This means that the parameters you have, which seem to be the position of the camera in the world frame, have to be inverted. The inverse of [R t] is [R' t'] where R' = inverse(R) = transpose(R) and t' = -inverse(R)t.

You would first have to know how to compute the 3x3 camera rotation matrix from the three angles you have, and there are many possible representations of a rotation matrix from three angles. The most common are yaw/pitch/roll, and Euler angles with all possible rotation orders.

The 3x3 intrinsics matrix K is [[f 0 cx][0 f cy][0 0 1]], where f = 26/0.00551 = 4719 and (cx,cy) is the principal point, which you can take as the center of the image (4288/2,2848/2).

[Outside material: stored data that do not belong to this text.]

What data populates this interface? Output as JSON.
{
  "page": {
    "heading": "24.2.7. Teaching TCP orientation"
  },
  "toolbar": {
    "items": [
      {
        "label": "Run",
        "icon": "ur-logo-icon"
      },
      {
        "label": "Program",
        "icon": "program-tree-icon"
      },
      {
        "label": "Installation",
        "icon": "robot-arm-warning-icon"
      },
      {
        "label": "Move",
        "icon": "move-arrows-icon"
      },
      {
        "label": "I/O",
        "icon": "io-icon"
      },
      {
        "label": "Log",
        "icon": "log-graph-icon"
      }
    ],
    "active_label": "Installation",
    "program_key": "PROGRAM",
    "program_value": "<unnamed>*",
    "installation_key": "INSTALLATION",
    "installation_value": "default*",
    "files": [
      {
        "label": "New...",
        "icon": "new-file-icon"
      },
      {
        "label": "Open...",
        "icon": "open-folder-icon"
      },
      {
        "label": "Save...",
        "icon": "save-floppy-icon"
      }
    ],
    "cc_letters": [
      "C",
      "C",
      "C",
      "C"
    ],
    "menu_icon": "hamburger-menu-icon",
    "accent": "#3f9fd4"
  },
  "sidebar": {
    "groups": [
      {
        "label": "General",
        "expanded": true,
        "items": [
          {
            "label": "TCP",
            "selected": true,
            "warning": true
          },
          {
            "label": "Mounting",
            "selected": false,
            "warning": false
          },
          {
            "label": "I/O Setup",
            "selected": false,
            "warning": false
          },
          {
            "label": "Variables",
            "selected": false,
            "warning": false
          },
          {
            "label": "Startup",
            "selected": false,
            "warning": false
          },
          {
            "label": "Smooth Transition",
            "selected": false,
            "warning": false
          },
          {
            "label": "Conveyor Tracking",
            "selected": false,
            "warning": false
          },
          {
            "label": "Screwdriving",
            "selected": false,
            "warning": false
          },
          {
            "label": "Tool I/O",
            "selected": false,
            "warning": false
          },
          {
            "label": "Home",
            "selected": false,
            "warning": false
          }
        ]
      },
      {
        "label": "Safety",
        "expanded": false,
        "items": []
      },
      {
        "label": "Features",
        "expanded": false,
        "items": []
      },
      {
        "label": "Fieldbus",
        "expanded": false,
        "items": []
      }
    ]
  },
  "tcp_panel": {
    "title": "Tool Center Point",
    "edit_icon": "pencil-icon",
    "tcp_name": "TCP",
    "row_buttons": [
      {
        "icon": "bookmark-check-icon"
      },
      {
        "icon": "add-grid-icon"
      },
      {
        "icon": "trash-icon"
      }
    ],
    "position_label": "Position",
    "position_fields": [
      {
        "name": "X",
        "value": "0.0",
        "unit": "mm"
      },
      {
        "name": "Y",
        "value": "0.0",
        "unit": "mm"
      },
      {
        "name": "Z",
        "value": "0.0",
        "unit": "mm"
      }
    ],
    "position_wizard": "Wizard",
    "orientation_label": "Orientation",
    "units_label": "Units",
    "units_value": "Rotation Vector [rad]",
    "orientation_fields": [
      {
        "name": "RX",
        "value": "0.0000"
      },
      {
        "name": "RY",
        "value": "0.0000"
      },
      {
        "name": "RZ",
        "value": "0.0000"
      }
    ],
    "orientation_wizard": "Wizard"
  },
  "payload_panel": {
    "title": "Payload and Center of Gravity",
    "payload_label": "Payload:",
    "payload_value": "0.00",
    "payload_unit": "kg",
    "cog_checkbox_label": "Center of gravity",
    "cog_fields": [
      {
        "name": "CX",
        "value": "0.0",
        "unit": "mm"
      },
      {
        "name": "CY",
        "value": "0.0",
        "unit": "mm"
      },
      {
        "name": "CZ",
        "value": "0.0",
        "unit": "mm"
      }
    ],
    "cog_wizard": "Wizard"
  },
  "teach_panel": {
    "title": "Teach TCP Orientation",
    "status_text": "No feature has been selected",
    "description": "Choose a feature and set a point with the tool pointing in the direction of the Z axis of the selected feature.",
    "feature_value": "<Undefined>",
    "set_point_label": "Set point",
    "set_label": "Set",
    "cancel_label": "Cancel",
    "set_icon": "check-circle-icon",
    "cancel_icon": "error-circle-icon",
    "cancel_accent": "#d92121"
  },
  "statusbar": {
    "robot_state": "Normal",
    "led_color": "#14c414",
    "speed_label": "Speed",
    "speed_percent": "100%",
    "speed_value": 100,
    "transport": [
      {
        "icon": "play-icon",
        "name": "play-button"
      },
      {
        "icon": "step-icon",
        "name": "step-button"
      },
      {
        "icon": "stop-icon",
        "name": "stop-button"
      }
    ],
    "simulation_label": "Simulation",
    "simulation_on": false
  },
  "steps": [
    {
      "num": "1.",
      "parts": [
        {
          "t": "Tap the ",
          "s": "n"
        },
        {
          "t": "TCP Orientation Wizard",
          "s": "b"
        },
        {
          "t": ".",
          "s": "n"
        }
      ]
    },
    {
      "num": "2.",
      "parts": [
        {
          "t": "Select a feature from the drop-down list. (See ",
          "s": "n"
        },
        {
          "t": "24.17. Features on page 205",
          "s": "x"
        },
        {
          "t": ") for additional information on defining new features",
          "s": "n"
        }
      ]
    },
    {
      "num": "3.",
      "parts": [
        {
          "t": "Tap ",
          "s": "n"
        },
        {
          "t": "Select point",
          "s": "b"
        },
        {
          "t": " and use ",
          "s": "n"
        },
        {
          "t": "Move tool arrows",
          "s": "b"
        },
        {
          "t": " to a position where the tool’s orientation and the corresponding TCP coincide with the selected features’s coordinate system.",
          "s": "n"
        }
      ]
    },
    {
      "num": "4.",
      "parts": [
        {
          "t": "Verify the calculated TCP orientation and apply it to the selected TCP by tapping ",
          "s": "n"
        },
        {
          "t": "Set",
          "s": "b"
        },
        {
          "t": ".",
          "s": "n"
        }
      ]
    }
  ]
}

Then to compute the homography (3x3 matrix) that goes from the plane at world height Z0 to your image, you multiply P by (X,Y,Z0,1), which gives you an expression of the form Xv1 + Yv2 + v3 where v1, v2, and v3 are 3-vectors. The matrix H=[v1 v2 v3] is the homography you are looking for. The 8 coefficients for PIL.Image.transform should be the first 8 coefficients from that matrix, divided by the 9th one.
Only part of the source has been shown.